Il s’ensuit que c’est à juste titre que l’intimée a considéré que la réclamation de la recourante du 23 mars 2023 formée à l’encontre de la décision du 25 janvier 2023 était tardive et qu’elle l’a par conséquent déclarée irrecevable.

3.5 Sur le fond et pour le surplus, c’est également à juste titre que l’intimée a constaté que les corrections effectuées a posteriori par la recourante à ses comptes 2020 pour aboutir à une perte de CHF 188'127.80 n’étaient fondées sur aucun élément probant et que les comptes, tels que transmis à l’AFC-GE, étaient seuls déterminants. Par ailleurs, comme l’a également rappelé l’intimée, la convention signée par la recourante le 9 février 2021, qui renvoyait au demeurant à la législation applicable, de même que la décision d’octroi de l’aide du 11 mars 2021, indiquaient la possibilité d’une restitution de l’aide perçue indûment.

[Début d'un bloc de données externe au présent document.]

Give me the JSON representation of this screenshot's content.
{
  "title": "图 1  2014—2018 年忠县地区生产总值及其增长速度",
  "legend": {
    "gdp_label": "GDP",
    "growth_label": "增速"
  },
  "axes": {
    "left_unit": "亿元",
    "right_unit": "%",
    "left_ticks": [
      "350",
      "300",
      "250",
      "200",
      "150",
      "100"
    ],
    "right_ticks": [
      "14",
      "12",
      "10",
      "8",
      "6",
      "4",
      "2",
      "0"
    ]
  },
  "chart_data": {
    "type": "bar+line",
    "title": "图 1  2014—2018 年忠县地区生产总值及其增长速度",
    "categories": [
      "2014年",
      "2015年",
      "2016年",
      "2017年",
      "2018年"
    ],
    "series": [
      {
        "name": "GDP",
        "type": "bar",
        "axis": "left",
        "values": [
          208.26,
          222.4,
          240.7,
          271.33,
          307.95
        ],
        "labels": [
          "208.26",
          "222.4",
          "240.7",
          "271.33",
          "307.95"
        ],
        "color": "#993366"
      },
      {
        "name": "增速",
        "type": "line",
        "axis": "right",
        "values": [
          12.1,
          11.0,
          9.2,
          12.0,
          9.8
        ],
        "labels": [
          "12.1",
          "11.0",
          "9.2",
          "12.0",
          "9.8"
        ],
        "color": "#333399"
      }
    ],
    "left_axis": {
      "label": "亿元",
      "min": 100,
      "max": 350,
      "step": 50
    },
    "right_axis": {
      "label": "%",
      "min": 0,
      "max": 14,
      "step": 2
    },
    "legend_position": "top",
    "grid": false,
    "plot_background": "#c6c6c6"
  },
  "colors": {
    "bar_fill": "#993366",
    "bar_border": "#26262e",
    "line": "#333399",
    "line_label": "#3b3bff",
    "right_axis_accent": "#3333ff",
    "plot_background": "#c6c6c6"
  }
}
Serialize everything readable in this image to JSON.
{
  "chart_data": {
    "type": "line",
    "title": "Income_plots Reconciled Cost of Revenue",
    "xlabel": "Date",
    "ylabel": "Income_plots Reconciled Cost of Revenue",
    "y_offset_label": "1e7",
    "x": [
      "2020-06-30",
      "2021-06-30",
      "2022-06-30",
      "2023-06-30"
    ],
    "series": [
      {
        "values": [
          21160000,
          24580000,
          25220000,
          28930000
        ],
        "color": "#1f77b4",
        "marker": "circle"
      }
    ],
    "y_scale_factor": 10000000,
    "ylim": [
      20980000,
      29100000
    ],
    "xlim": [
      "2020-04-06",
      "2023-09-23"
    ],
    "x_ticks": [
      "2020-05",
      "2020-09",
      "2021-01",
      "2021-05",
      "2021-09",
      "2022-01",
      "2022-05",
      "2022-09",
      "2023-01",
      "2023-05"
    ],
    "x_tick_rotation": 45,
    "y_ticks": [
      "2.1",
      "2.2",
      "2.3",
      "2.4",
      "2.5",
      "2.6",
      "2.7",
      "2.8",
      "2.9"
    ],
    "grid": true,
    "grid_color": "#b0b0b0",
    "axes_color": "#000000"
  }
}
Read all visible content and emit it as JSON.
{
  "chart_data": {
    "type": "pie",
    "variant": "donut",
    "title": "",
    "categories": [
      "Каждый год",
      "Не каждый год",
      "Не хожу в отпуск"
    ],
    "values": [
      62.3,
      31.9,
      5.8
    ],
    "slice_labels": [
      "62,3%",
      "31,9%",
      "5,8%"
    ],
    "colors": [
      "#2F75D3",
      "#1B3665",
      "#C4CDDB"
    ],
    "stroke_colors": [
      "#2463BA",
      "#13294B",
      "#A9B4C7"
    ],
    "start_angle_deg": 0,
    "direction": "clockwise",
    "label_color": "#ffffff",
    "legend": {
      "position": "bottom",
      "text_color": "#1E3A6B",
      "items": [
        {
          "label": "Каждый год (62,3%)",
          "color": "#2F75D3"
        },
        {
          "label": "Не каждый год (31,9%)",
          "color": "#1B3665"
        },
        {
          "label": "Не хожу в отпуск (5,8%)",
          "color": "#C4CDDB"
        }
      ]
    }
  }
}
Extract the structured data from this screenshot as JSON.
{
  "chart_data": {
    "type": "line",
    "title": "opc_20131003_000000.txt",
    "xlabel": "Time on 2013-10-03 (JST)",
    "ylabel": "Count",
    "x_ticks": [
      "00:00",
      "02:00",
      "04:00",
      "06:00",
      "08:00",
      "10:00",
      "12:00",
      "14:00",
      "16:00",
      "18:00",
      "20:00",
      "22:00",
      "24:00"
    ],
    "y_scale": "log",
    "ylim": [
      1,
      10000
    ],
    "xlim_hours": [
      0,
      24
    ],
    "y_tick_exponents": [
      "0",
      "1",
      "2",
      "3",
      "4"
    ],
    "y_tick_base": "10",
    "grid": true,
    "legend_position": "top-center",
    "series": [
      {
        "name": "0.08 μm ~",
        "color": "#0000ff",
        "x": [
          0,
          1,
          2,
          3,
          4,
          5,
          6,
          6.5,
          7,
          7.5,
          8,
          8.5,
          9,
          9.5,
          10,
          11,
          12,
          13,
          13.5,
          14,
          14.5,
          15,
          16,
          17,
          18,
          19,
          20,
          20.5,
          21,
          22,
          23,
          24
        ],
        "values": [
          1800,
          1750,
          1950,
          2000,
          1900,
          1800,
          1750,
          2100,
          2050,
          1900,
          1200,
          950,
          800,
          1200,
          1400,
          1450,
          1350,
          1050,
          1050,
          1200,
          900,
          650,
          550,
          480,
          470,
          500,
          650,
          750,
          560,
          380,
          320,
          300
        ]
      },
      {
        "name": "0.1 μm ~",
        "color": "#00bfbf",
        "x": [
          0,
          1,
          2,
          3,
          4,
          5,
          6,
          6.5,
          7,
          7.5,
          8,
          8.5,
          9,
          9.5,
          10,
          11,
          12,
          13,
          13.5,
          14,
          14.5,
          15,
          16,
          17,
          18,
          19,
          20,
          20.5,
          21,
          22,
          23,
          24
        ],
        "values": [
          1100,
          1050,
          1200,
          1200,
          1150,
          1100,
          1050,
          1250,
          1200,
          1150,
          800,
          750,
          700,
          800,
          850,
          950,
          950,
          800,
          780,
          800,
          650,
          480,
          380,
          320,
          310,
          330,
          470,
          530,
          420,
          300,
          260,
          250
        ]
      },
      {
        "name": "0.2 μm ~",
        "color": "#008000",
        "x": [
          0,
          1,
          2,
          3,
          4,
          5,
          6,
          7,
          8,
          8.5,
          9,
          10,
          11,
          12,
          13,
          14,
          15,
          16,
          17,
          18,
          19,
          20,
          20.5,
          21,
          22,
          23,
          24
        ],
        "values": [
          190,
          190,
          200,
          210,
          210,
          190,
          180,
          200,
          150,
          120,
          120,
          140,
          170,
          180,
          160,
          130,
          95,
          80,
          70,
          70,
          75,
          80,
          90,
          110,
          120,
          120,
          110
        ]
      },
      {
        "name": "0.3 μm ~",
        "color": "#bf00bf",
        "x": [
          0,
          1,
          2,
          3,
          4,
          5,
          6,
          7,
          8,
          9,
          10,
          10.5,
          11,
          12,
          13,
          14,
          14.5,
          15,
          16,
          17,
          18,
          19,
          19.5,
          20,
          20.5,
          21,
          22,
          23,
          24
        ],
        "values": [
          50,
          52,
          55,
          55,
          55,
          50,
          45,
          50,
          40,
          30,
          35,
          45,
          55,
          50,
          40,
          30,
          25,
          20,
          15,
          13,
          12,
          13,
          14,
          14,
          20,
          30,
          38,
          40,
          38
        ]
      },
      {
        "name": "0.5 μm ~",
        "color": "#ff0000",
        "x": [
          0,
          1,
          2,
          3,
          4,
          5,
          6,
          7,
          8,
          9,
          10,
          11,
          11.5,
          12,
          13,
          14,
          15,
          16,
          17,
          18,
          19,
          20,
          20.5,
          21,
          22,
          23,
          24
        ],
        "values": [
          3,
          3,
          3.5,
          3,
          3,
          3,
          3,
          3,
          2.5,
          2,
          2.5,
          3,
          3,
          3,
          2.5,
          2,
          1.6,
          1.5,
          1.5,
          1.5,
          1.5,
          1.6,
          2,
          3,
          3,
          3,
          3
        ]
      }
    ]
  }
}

La recourante ne pouvait ainsi ignorer que des vérifications pouvaient être entreprises et qu’un remboursement de l’aide indûment versée pouvait être exigé.

Entièrement mal fondé, le recours sera par conséquent rejeté.

4) Vu l’issue du litige, un émolument de CHF 500.- sera mis à la charge de la recourante, qui succombe (art. 87 al. 1 LPA), et aucune indemnité de procédure ne sera allouée, l’intimée disposant de son propre service juridique (art. 87 al. 2 LPA ;

 

* * * * *


 

PAR CES MOTIFS
LA CHAMBRE ADMINISTRATIVE

à la forme :

déclare recevable le recours interjeté le 9 juin 2023 par A______ contre la décision de la direction générale du développement économique, de la recherche et de l’innovation du 11 mai 2023 ;

au fond :

le rejette ;

met un émolument de CHF 500.- à la charge A______ ;

dit qu’il n’est pas alloué d’indemnité de procédure ;

dit que, conformément aux art. 82 ss de la loi fédérale sur le Tribunal fédéral du 17 juin 2005 (LTF - RS 173.110), le présent arrêt peut être porté dans les trente jours qui suivent sa notification par-devant le Tribunal fédéral, par la voie du recours en matière de droit public ; le mémoire de recours doit indiquer les conclusions, motifs et moyens de preuve et porter la signature du recourant ou de son mandataire ; il doit être adressé au Tribunal fédéral suisse, av. du Tribunal fédéral 29, 1000 Lausanne 14, par voie postale ou par voie électronique aux conditions de l’art. 42 LTF. Le présent arrêt et les pièces en possession du recourant, invoquées comme moyens de preuve, doivent être joints à l’envoi ;

communique le présent arrêt à Me Marc-Alec BRUTTIN, avocat de la recourante, ainsi qu’à Me Gabriel AUBERT, avocat de la direction générale du développement économique, de la recherche et de l’innovation.

Siégeant : Francine PAYOT ZEN-RUFFINEN, présidente, Valérie LAUBER, Claudio MASCOTTO, juges.

Au nom de la chambre administrative :

la greffière :

 

 

P. HUGI

 

 

la présidente siégeant :

 

 

F. PAYOT ZEN-RUFFINEN

 

Copie conforme de cet arrêt a été communiquée aux parties.